The team is meeting with the Ministry of Labour on a regular basis to achieve regulation standards.
"This patented system and Rail-Veyor Technologies has the marketing rights in North America and I think they are planning on going to other parts of the world," Golde says.
This is a significant push to completely redefine the economics of mining.
"We need to have a simpler way of doing things," he says.
Ninety-five per cent of the Rail-Veyor system has been manufactured in Sudbury with numerous mining suppliers helping in the project, says Al Ackerman, a former Vale Inco employee and now spokesperson for the Centre for Mining Excellence and Innovation (CEMI) where the Rail-Veyor made its public debut.

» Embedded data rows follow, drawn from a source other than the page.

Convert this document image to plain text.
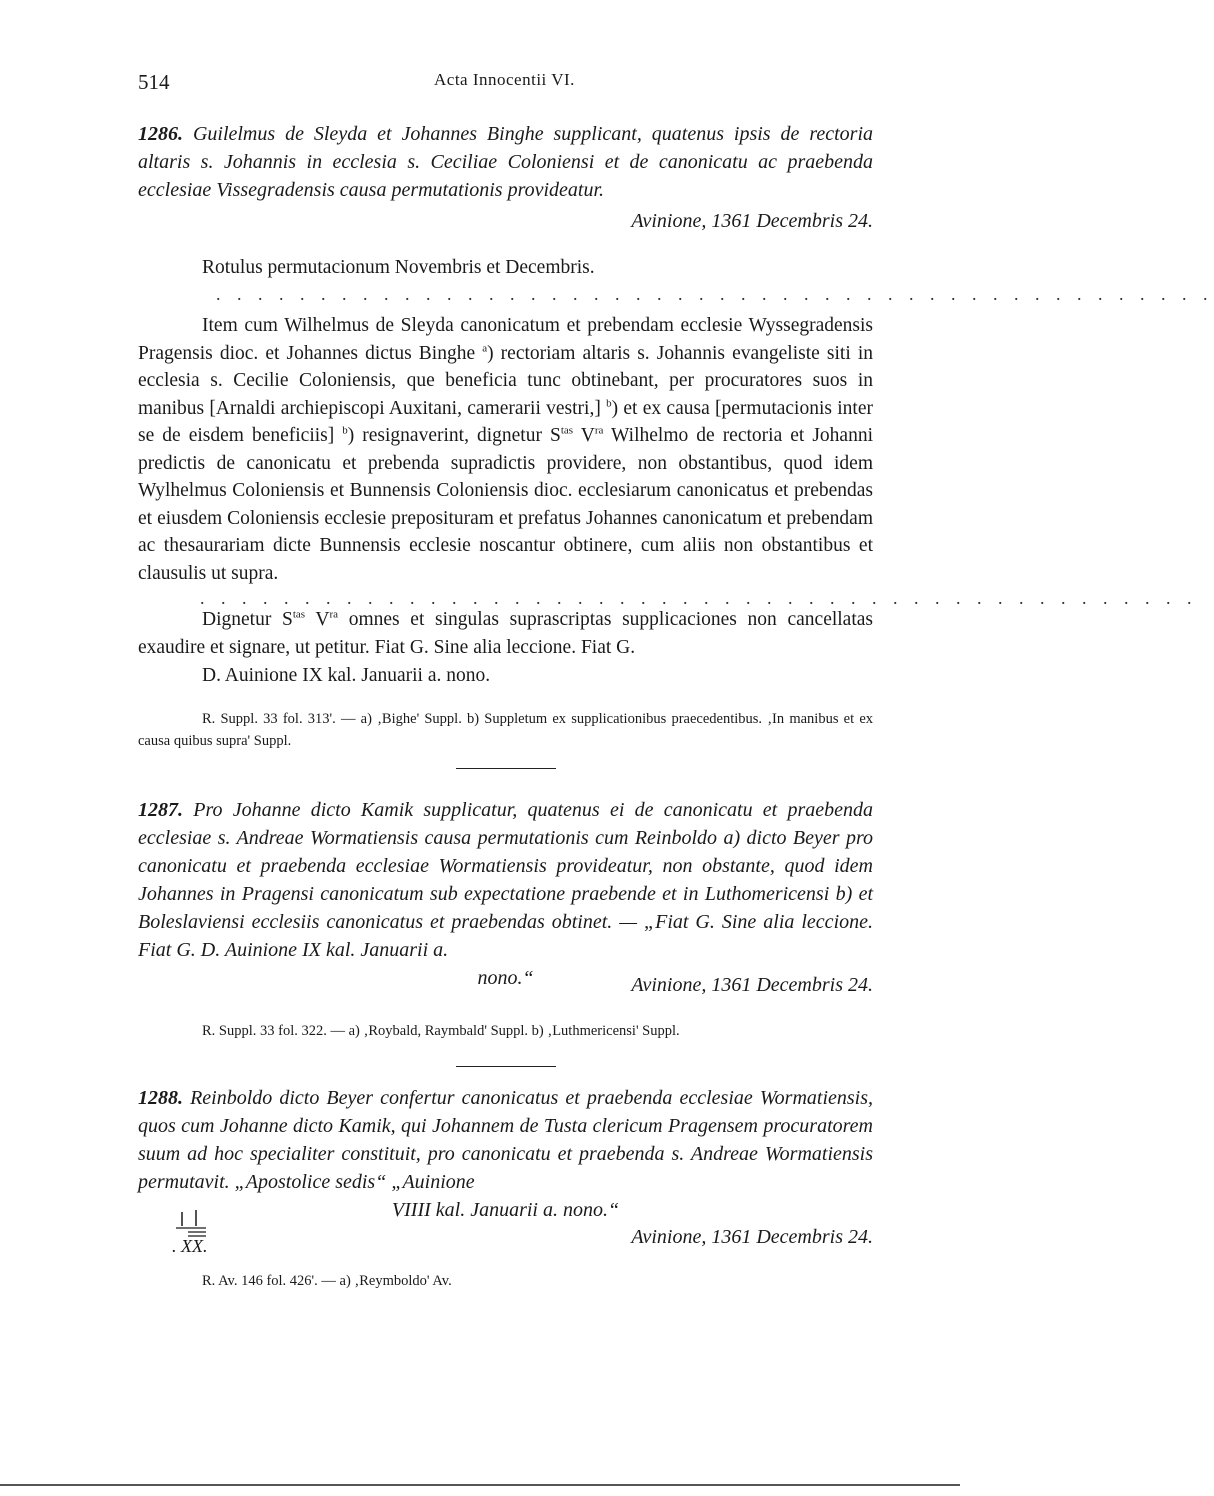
514	Acta Innocentii VI.
1286. Guilelmus de Sleyda et Johannes Binghe supplicant, quatenus ipsis de rectoria altaris s. Johannis in ecclesia s. Ceciliae Coloniensi et de canonicatu ac praebenda ecclesiae Vissegradensis causa permutationis provideatur.
Avinione, 1361 Decembris 24.
Rotulus permutacionum Novembris et Decembris.
. . . . . . . . . . . . . . . . . . . . . . . . . . . . . . . . . . . . . . . . . . . . . . . .
Item cum Wilhelmus de Sleyda canonicatum et prebendam ecclesie Wyssegradensis Pragensis dioc. et Johannes dictus Binghe $^a$) rectoriam altaris s. Johannis evangeliste siti in ecclesia s. Cecilie Coloniensis, que beneficia tunc obtinebant, per procuratores suos in manibus [Arnaldi archiepiscopi Auxitani, camerarii vestri,] $^b$) et ex causa [permutacionis inter se de eisdem beneficiis] $^b$) resignaverint, dignetur $S^{tas}$ $V^{ra}$ Wilhelmo de rectoria et Johanni predictis de canonicatu et prebenda supradictis providere, non obstantibus, quod idem Wylhelmus Coloniensis et Bunnensis Coloniensis dioc. ecclesiarum canonicatus et prebendas et eiusdem Coloniensis ecclesie preposituram et prefatus Johannes canonicatum et prebendam ac thesaurariam dicte Bunnensis ecclesie noscantur obtinere, cum aliis non obstantibus et clausulis ut supra.
. . . . . . . . . . . . . . . . . . . . . . . . . . . . . . . . . . . . . . . . . . . . . . . .
Dignetur $S^{tas}$ $V^{ra}$ omnes et singulas suprascriptas supplicaciones non cancellatas exaudire et signare, ut petitur. Fiat G. Sine alia leccione. Fiat G.
D. Auinione IX kal. Januarii a. nono.
R. Suppl. 33 fol. 313'. — a) ‚Bighe' Suppl. b) Suppletum ex supplicationibus praecedentibus. ‚In manibus et ex causa quibus supra' Suppl.
1287. Pro Johanne dicto Kamik supplicatur, quatenus ei de canonicatu et praebenda ecclesiae s. Andreae Wormatiensis causa permutationis cum Reinboldo a) dicto Beyer pro canonicatu et praebenda ecclesiae Wormatiensis provideatur, non obstante, quod idem Johannes in Pragensi canonicatum sub expectatione praebende et in Luthomericensi b) et Boleslaviensi ecclesiis canonicatus et praebendas obtinet. — „Fiat G. Sine alia leccione. Fiat G. D. Auinione IX kal. Januarii a.
nono.“	Avinione, 1361 Decembris 24.
R. Suppl. 33 fol. 322. — a) ‚Roybald, Raymbald' Suppl. b) ‚Luthmericensi' Suppl.
1288. Reinboldo dicto Beyer confertur canonicatus et praebenda ecclesiae Wormatiensis, quos cum Johanne dicto Kamik, qui Johannem de Tusta clericum Pragensem procuratorem suum ad hoc specialiter constituit, pro canonicatu et praebenda s. Andreae Wormatiensis permutavit. „Apostolice sedis“ „Auinione
VIIII kal. Januarii a. nono.“
. XX.	Avinione, 1361 Decembris 24.
R. Av. 146 fol. 426'. — a) ‚Reymboldo' Av.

He said there isn’t anything in the manufacturing end that Sudbury cannot supply.
Kris Laamanen, owner of Rail-Veyor Technologies, wants to keep the manufacturing end of it in the North. After all, it would have been what his father, the late Risto Laamanen, would have wanted.
However, it has to make economic sense, said Kris, who invested the upfront capital along with Vale Inco to research and develop this project near Stobie Mine. Their other family-run business, Laamanen Construction, was also part of the development.
Successful bidders will have to remain competitive, meet production demands, pay attention to quality of service and maintain high standards of workmanship, he said.
"This is not a short-term venture," said Kris who has had an invitation to build this system across the border and overseas.
He has not accessed government funding.
"It was never really a plan of my father's."